Öffentliche Reaktionen

 

In den Kommentarspalten französischer Medien löste der Fall heftige Diskussionen aus. Eine Leserin schrieb: «Das ist der Grund, weshalb es keine männlichen Geburtshelfer geben sollte.» Eine andere teilte eigene Erfahrungen: «Ich war vor einigen Jahren beim Allergologen... Sexueller Missbrauch in medizinischen Einrichtungen kommt häufiger vor, als man denkt.»

 

Eine weitere Kommentatorin verurteilte die Verteidigungsstrategie scharf: «Geschlechterspezifische Diskriminierung? Gehts noch? Wenn der Geburtshelfer eine Frau gewesen wäre, wäre es wohl zu keinen Vergewaltigungen gekommen. Manche Anwälte sind eine Schande für den Rechtsstaat.»

 

 

Rechtliche Bedeutung des Falls

 

Der Fall Charvin illustriert eine wichtige rechtliche Dimension: Einer Strafbarkeit wegen sexuellen Missbrauchs unter Ausnutzung eines Behandlungsverhältnisses steht allein das scheinbare Einvernehmen des Opfers mit der vorgenommenen sexuellen Handlung nicht entgegen.
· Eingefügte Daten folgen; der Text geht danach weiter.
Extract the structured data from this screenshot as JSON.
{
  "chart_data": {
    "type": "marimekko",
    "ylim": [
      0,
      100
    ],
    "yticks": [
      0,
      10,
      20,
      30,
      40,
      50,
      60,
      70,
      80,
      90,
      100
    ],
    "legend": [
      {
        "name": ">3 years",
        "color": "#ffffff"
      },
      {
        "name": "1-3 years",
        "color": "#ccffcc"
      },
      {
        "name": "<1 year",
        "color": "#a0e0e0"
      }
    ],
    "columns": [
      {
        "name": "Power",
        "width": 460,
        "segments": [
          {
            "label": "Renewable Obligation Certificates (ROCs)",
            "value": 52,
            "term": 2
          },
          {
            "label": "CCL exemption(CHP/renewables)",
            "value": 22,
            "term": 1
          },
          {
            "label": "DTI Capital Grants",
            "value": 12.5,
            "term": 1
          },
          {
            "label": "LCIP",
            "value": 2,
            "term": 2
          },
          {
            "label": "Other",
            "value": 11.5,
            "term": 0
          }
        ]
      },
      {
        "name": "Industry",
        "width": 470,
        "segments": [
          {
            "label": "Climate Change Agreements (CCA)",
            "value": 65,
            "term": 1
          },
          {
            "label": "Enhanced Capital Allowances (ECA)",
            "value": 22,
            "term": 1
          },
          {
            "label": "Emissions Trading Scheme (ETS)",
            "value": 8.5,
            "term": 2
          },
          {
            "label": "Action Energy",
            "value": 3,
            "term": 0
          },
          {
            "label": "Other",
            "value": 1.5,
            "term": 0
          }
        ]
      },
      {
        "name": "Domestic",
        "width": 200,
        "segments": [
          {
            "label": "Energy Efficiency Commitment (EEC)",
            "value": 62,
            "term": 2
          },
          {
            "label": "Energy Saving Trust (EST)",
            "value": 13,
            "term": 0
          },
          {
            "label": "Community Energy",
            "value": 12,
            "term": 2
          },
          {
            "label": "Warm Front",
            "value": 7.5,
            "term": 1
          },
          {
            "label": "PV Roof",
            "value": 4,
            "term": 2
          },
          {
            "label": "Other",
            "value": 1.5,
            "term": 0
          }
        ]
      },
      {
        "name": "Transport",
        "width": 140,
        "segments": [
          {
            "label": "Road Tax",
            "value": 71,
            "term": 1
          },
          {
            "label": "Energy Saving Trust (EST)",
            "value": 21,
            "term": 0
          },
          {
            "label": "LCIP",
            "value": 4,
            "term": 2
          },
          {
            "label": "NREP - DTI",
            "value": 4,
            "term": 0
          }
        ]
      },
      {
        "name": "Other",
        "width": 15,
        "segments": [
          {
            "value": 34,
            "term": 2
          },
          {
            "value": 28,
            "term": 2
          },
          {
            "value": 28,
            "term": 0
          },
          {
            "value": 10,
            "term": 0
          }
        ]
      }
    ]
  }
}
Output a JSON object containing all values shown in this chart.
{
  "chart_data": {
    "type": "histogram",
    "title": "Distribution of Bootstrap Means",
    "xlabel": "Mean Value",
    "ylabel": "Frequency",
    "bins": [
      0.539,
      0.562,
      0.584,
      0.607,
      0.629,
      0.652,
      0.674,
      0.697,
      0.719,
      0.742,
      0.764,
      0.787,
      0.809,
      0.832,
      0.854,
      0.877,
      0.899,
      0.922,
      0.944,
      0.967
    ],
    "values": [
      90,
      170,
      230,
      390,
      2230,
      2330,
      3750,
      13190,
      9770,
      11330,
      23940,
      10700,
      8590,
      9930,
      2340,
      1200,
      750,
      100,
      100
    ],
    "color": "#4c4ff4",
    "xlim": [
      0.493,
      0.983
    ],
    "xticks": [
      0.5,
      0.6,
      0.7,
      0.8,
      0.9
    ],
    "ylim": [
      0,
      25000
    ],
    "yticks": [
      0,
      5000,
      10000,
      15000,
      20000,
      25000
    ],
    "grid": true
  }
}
Die Rechtsprechung betrachtet sexuelle Handlungen im Rahmen des Behandlungsverhältnisses grundsätzlich als strafbar, selbst wenn sie vordergründig medizinisch indiziert erscheinen.

 

Die Verurteilung zu zwölf Jahren Haft unterstreicht die Schwere der Taten, auch wenn sie unter der von der Staatsanwaltschaft geforderten Höchststrafe liegt. Der Fall mahnt zur Wachsamkeit und zeigt, wie wichtig es ist, Betroffenen zu glauben und sie zu unterstützen, wenn sie den Mut finden, über solche Erfahrungen zu sprechen.